Dynamic Bridge-Finding in $\tilde{O}(\log ^2 n)$ Amortized Time

TL;DR

This paper introduces a new deterministic data structure for fully-dynamic bridge-finding in graphs with improved amortized update time of O((log n)^2), matching the best bounds for dynamic connectivity.

Contribution

It presents a combinatorial approach that improves the update time for dynamic bridge-finding, combining it with existing techniques to achieve optimal query times.

Findings

Supports updates in O((log n)^2) amortized time.

Finds bridges in O(log n / log log n) worst case time.

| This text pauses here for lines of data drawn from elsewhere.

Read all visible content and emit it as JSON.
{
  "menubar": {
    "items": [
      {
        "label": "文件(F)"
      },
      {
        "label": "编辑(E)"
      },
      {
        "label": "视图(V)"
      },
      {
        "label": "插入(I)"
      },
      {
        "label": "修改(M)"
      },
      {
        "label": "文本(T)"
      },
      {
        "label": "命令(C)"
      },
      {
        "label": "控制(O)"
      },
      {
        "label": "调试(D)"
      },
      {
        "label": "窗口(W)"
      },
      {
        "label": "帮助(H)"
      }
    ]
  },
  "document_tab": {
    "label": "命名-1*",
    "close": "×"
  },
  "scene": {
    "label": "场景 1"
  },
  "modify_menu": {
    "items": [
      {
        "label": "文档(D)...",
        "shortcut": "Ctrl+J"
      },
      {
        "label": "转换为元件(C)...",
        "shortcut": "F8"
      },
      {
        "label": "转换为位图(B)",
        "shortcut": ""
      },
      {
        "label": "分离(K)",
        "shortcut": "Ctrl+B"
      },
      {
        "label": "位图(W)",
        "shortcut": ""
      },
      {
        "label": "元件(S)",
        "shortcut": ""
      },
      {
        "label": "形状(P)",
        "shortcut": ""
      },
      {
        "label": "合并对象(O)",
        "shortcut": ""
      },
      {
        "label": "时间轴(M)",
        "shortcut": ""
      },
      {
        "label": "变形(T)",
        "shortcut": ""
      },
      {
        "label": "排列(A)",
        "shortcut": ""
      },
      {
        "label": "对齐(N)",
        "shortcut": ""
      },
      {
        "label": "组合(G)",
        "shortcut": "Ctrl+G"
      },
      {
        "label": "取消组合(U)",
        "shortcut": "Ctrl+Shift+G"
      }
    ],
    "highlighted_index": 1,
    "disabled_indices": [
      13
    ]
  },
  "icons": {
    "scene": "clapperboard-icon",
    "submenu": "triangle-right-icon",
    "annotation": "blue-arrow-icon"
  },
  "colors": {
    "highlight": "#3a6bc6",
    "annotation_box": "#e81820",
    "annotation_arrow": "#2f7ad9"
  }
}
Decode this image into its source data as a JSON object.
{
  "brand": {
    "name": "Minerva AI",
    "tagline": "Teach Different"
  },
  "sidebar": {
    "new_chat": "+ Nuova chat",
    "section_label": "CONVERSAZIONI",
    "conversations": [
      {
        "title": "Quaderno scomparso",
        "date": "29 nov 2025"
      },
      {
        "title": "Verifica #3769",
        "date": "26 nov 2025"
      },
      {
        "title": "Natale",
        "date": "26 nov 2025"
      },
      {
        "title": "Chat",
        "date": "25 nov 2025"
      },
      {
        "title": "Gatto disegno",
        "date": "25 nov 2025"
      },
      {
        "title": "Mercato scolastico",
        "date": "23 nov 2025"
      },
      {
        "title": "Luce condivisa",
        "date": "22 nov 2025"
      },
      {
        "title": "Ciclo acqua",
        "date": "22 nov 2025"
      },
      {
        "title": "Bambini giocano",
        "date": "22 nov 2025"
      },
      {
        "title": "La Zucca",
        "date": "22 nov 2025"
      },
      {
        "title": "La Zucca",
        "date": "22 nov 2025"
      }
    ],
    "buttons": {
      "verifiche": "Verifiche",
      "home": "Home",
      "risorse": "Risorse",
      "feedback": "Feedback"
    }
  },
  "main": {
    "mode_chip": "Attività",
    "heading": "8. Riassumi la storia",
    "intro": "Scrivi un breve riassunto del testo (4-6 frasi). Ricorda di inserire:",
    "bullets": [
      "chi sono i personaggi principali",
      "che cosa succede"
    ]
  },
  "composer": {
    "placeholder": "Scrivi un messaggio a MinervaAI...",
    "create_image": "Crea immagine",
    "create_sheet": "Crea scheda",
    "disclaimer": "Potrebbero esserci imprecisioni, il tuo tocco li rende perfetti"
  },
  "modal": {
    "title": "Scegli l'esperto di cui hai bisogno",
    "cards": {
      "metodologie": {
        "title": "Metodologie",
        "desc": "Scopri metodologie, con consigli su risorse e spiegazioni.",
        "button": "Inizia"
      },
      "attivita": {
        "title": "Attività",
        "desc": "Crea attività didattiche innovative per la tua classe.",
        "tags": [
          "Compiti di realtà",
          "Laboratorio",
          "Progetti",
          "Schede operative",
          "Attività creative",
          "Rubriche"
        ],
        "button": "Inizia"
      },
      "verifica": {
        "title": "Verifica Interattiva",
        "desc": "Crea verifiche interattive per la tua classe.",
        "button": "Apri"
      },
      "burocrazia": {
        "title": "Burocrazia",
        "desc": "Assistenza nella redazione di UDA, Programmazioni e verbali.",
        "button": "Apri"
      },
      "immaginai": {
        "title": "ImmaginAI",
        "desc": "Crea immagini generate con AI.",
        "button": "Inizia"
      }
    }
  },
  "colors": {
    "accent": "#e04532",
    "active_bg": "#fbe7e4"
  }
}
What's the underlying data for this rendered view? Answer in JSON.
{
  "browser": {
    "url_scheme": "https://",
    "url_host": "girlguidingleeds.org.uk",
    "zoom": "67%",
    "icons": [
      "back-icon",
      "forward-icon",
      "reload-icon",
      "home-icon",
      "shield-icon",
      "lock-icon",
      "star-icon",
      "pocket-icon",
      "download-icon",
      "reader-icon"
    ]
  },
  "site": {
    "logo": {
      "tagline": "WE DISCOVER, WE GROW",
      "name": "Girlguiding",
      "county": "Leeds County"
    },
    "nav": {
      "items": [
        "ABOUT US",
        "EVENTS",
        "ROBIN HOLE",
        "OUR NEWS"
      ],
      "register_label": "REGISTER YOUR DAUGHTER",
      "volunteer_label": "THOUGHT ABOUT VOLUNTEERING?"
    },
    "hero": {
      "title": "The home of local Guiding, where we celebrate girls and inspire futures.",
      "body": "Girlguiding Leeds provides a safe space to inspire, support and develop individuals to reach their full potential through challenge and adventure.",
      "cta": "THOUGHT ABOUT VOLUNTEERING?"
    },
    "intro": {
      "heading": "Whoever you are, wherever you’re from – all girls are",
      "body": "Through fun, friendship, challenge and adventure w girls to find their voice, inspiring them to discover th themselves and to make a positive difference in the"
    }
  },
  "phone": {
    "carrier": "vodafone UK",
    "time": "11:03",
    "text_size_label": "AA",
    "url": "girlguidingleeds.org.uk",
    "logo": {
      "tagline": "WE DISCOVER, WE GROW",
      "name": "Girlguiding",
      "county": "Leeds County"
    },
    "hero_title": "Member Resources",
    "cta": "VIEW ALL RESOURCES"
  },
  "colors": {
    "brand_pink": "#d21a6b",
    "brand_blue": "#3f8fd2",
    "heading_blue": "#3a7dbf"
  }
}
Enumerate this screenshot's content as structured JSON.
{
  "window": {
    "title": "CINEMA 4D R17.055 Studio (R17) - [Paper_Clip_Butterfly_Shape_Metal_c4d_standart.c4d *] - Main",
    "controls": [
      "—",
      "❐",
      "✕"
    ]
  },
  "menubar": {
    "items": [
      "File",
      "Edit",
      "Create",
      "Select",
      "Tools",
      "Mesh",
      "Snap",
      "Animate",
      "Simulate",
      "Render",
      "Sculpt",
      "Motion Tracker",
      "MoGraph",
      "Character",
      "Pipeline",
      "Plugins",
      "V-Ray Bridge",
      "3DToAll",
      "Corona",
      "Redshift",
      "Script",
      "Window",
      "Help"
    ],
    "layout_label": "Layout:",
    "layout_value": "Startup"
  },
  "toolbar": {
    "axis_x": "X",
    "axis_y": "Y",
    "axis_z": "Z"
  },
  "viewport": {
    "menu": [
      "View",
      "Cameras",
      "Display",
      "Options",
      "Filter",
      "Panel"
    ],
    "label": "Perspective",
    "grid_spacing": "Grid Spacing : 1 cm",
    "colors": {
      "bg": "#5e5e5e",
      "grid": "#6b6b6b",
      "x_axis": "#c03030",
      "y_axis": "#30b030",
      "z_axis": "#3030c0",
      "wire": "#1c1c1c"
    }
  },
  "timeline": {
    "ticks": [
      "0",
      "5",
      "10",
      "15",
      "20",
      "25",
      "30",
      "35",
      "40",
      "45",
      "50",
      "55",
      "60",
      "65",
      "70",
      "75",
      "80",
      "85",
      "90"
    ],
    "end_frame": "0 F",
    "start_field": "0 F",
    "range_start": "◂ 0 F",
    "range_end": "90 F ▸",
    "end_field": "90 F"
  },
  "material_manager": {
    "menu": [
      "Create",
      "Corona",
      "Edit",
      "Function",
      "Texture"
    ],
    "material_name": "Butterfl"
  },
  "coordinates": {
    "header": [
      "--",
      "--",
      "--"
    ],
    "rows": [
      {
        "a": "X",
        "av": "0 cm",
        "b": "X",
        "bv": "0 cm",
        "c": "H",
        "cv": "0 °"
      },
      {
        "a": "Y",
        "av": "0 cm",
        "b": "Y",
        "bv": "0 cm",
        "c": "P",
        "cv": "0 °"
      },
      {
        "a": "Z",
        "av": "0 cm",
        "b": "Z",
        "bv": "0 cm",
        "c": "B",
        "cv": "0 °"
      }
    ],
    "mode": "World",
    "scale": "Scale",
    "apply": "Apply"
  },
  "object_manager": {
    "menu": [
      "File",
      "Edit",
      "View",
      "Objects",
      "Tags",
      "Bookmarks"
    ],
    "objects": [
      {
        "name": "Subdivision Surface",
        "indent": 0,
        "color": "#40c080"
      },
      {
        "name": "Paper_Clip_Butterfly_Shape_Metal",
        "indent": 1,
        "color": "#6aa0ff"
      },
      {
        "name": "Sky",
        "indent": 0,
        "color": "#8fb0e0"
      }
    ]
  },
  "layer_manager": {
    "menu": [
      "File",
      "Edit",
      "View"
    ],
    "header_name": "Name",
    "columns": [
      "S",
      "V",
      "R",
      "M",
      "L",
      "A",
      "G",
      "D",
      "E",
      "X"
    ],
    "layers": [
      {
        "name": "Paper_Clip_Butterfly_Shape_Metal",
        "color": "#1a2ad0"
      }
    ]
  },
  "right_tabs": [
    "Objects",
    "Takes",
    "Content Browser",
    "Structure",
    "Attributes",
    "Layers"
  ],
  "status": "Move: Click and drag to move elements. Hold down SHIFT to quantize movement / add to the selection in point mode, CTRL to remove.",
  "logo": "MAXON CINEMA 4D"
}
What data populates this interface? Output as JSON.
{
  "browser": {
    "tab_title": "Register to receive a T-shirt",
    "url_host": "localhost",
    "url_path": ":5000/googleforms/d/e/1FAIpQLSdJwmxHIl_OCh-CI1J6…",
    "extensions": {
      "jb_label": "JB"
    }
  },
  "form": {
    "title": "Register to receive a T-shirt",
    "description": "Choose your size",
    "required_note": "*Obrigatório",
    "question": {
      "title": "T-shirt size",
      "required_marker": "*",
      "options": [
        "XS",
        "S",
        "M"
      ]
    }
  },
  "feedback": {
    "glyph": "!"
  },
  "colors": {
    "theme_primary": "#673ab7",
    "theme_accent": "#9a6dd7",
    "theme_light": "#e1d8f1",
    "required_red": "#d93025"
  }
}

Reduces space complexity to linear space.

Abstract

We present a deterministic fully-dynamic data structure for maintaining information about the bridges in a graph. We support updates in $\tilde{O}((\log n)^2)$ amortized time, and can find a bridge in the component of any given vertex, or a bridge separating any two given vertices, in $O(\log n / \log \log n)$ worst case time. Our bounds match the current best for bounds for deterministic fully-dynamic connectivity up to $\log\log n$ factors. The previous best dynamic bridge finding was an $\tilde{O}((\log n)^3)$ amortized time algorithm by Thorup [STOC2000], which was a bittrick-based improvement on the $O((\log n)^4)$ amortized time algorithm by Holm et al.[STOC98, JACM2001]. Our approach is based on a different and purely combinatorial improvement of the algorithm of Holm et al., which by itself gives a new combinatorial $\tilde{O}((\log n)^3)$ amortized time algorithm. Combining it with Thorup's bittrick, we get down to the claimed $\tilde{O}((\log n)^2)$ amortized time. Essentially the same new trick can be applied to the biconnectivity data structure from [STOC98, JACM2001], improving the amortized update time to $\tilde{O}((\log n)^3)$. We also offer improvements in space. We describe a general trick which applies to both of our new algorithms, and to the old ones, to get down to linear space, where the previous best use $O(m + n\log n\log\log n)$. Finally, we show how to obtain $O(\log n/\log \log n)$ query time, matching the optimal trade-off between update and query time. Our result yields an improved running time for deciding whether a unique perfect matching exists in a static graph.